The agreement with IEUA is addressing the water-energy nexus in California, an issue that is also raising concerns in light of lingering droughts. IEUA has been leading on renewable energy since 2008, with solar, wind, and biogas resources already part of its electric resource portfolio. With the help of AMS and its partner Tesla, these energy storage devices will allow the agency to maximize value to reduce its energy costs by an estimated 10%, or as much as $230,000 annually.

IEUA did not have to pay any upfront capital costs under the terms of the unique contract with AMS. Yet the biggest surprise to emerge in this project was SCE’s flexibility in contracting. The investor-owned utility had to adjust the existing tariff with IEUA in order to bring the energy storage devices online. “There was no template of how to do this,” said Jesse Pompa, a senior engineer at IEUA. “Batteries had never been connected to a grid in this way before.
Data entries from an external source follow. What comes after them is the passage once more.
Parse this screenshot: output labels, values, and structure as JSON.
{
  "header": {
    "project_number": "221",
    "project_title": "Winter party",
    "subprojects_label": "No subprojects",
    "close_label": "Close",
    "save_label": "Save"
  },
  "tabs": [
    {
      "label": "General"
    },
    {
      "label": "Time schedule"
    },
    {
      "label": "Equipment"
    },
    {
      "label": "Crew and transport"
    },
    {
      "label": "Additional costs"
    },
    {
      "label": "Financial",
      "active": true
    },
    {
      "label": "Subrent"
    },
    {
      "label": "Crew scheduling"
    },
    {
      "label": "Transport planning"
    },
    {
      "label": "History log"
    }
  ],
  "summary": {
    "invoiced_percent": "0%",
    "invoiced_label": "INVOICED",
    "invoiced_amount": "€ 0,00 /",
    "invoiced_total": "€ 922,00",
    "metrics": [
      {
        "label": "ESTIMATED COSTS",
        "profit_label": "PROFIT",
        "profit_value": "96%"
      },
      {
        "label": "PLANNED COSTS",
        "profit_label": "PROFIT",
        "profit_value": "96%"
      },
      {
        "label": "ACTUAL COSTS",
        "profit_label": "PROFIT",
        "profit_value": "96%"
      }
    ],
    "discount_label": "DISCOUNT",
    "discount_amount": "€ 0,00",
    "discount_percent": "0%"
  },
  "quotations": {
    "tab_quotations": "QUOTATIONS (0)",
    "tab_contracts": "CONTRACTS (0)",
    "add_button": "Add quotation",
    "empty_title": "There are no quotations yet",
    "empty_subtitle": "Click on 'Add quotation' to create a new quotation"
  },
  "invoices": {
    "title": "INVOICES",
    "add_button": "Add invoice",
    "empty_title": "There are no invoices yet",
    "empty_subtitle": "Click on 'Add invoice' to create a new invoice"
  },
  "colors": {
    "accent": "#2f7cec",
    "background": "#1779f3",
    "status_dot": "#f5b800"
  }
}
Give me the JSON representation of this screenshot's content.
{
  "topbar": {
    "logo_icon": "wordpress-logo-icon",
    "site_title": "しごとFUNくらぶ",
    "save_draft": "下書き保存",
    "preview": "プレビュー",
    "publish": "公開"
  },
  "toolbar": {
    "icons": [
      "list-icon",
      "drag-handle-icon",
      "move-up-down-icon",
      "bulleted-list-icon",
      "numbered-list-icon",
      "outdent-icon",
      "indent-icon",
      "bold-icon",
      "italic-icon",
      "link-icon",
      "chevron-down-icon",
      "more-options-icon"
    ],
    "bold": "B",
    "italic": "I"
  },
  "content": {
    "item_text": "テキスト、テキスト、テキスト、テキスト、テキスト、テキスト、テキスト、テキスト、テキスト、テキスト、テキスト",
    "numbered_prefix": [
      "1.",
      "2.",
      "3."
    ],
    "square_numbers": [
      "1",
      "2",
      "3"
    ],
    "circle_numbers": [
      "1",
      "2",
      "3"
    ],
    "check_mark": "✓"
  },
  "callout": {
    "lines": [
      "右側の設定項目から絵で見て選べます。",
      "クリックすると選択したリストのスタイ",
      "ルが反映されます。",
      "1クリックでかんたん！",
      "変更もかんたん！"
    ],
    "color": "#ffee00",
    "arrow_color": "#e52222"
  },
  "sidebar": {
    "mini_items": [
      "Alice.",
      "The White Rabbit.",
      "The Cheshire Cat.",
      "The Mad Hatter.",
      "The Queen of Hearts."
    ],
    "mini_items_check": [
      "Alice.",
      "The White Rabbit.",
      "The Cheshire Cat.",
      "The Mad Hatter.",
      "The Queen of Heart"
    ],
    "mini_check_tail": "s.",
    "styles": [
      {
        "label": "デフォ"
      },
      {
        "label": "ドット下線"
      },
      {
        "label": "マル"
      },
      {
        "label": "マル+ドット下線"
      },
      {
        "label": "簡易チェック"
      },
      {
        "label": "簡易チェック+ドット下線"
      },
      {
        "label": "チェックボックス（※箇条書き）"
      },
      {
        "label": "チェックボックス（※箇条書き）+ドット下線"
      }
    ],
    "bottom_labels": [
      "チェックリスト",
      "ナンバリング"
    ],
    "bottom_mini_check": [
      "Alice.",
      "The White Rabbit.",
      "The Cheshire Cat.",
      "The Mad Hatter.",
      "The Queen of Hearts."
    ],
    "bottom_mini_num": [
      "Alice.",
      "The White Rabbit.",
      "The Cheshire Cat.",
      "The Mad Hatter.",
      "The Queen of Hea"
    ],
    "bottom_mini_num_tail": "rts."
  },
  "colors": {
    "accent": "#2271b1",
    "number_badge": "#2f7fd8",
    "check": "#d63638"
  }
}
This was indeed a risk for us, and the biggest surprise is that they accommodated us.”

“I have to say, SCE is the most open-minded of all California utilities in viewing energy storage as a grid resource,” added Audrey Lee, AMS’s VP of analytics and design. She noted that the artificial intelligence software that AMS provides enables the fleet of Tesla batteries to provide a firm, dispatchable DR resource to help SCE get through this summer.